Snapshot for PCI-6.0/7.0:

PCIe 6.0: Point to Point PAM4 signaling64GT/s(PAM4 allows 16Ghz clk at the driver)Flit Mode xactns (New: Fixed 256B)-236B TLP+6B DLP+8B CRC+6B FECx16/lane bandwidth:64GT/s x 16 lanes/Direction = 128GBps
PCIe 7.0 Point to Point PAM4 signaling128GT/s(PAM4 32Ghz clk at driver)Flit Mode Xactnsx16/lane bandwidth:128GT/s x16 lanes/direction = 256GBps

Any telemetry designed needs to account for above snapshot for connecting sockets within each POD, Note PCIe 6.0 silicon’s are in market with switches and integrated ISA cores, whereas 7.0 is still in pipeline. Silicon availability exposes many system integration issues and thus telemetry can be designed for optimization much more efficiently. One example might be Round Trip Latency for PCIe 6.0 and 7.0 a useful parameter for inference performance use cases for instance and it can be determined using provisioned telemetry in case above interconnects are used.

One may be tempted to compare above solutions with UA link-1.0 but a validated silicon is still awaited (Few companies like Marvel/Synopsys/Astera Labs have development in works). It promises much higher data rates per lane compared to PCIe 7.0 128GT/s/lane vs 200GT/s/lane and promises to scale up to 2 racks and with stretch goal up to 4 Racks. This gives 200GT/sx4=800GT/s in one direction. Promises to support 1024 accelerators/pod. Mostly Phy layer of Ethernet standard has been kept unchanged whereas Data/Transaction layers have been modified from original IEEE ethernet std. to reduce latency overhead and improve throughput.

For telemetry purposes one may divide it in performance / power perspective differently for Phy sub-layer, Data/Link layer and Transaction layers. Phy layer telemetry might offer insight like Eye opening for signaling and loss in signal power for receiver on the channel, Error Handling/Correction etc… for Forward Error Correction decoding and correction as well as CRC error check and replay of requests. Note These telemetries not only indicate channel health (e.g: errors corrected/detected, channel eye width closing) but also effect bandwidth achieved since errors cause replay of requests and decrease the effective bandwidth and latency of requests which in turn effect flow control mechanisms for upper layers like DLP and TLP by not releasing the credits for producer to generate new traffic. These would also increase the latency to producer of request completion, thus cause indirect stalls to other unrelated telemetry to accelerator core and memory subsystems.

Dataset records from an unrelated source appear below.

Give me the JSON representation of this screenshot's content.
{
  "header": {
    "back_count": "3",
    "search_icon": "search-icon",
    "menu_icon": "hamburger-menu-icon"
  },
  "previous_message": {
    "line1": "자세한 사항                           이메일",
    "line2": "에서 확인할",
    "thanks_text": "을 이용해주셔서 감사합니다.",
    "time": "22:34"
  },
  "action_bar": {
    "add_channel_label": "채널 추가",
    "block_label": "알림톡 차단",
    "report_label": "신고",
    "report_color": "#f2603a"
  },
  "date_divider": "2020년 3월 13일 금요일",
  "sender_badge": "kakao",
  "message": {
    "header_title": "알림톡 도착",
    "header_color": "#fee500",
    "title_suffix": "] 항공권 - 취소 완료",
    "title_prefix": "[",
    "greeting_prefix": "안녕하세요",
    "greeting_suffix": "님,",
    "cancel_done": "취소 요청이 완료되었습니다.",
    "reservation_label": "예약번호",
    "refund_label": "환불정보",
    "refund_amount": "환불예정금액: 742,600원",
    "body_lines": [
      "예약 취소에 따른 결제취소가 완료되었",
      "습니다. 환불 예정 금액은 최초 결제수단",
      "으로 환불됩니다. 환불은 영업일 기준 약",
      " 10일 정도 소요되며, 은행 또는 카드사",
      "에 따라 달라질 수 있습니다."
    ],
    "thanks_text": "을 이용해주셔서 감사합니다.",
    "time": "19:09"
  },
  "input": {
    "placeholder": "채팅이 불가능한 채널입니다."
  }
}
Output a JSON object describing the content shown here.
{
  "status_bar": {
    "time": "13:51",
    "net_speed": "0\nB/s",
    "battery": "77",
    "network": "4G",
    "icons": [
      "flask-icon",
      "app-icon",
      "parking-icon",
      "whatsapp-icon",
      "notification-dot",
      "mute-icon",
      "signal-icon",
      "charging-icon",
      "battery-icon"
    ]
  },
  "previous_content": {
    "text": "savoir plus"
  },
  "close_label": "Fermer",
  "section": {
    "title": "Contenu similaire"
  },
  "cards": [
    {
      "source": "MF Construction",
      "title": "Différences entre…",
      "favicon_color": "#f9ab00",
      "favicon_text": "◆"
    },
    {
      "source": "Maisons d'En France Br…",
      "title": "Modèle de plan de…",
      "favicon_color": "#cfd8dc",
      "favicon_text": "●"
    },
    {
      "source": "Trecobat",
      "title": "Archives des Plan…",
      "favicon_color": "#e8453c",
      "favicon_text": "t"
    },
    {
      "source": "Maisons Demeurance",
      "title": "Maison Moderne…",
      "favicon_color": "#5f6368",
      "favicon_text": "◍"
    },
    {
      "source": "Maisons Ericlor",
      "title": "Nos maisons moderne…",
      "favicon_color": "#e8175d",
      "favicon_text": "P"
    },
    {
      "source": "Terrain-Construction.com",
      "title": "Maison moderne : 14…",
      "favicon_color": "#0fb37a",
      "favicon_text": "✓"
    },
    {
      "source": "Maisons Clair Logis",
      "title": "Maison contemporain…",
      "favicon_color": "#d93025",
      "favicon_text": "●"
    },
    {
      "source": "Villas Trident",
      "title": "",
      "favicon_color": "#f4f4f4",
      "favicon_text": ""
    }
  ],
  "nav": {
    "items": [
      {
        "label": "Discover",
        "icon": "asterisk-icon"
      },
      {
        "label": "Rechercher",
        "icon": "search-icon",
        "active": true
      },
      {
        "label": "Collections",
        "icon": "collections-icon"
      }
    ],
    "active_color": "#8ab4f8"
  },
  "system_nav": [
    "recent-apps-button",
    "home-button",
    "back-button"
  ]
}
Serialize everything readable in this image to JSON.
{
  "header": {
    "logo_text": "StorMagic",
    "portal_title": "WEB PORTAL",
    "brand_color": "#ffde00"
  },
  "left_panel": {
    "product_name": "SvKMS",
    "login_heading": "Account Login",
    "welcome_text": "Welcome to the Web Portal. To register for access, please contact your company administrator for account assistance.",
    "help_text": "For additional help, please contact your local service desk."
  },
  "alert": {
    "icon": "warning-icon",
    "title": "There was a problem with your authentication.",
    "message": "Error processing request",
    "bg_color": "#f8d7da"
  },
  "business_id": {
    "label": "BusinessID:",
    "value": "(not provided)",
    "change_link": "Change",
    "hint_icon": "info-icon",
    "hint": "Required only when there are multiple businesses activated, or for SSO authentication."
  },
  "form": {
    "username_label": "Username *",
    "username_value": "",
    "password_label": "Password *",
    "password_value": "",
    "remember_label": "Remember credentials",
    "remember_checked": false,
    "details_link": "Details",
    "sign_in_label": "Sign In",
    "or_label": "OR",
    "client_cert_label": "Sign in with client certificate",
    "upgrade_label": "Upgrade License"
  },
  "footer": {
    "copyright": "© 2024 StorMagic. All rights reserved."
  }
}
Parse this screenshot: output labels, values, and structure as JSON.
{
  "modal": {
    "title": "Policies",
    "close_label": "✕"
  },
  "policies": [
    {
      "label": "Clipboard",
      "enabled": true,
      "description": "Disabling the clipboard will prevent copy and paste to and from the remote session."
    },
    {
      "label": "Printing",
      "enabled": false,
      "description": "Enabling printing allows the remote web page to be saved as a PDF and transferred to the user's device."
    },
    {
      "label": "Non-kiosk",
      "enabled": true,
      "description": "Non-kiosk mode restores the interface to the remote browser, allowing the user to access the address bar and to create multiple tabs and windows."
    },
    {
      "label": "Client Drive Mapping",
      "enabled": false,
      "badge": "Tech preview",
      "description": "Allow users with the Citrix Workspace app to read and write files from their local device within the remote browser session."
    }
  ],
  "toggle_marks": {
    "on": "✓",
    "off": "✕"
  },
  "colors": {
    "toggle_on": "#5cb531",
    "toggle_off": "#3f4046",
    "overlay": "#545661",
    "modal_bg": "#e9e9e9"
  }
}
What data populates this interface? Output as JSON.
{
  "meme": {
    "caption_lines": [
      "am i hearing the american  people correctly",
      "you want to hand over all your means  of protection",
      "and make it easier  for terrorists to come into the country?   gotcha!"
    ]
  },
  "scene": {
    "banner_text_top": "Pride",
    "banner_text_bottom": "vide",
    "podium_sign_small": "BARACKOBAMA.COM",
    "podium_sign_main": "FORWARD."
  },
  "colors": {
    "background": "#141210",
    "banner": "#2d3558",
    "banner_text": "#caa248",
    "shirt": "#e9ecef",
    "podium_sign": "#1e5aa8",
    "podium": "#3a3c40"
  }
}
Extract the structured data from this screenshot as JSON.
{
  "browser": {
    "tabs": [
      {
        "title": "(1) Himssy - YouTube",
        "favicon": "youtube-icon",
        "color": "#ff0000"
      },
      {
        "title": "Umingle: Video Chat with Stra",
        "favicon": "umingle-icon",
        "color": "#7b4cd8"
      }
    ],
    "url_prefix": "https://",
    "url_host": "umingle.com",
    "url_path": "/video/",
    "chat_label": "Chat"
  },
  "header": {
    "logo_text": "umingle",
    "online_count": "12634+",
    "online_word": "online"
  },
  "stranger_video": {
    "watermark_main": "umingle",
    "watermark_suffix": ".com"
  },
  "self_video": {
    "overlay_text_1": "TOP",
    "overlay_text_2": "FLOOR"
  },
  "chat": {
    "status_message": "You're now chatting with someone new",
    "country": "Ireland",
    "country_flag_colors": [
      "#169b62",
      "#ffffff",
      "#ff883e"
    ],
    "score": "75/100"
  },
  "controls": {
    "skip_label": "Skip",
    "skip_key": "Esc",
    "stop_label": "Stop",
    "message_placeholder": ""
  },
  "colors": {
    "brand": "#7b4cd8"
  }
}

All telemetry framework which does discovery of load across various AI cores/accelerators in socket/across sockets within pod or across different pods need to correlate these networking metrics to other read/write metrics obtained through these telemetry hooks for making sharding decisions for Data or Model parallelism of AI workloads. One point need to be noted about scalability since UA link promises large scalability through its Switches, telemetry can provide practical vs theoretical limits comparison and allow configuration management.

Reliability and Security aspects can be handled with proper telemetry hooks. Few examples, lot of correction events detected by telemetry related to FEC/CRC indicate marginal link stability or sources of EMI near these links, Denial of Service attacks can also be detected using telemetry at TLP and DLP levels of connectivity stack using ID’s and address slices related to requests. Burstiness of traffic captured using telemetry on network traffic might indicate the AI workload profile or indicate potential need for optimizations needed using sharding/interleaving. Some of the related aspects to network telemetry can be uncovered using memory and compute infrastructure related telemetry but key concept is to be able to correlate these events at different subsystems either at pod level or socket level or across pods to derive a coherent plan of action for optimization/security/reliability as the case might be for AI workload used on the given server.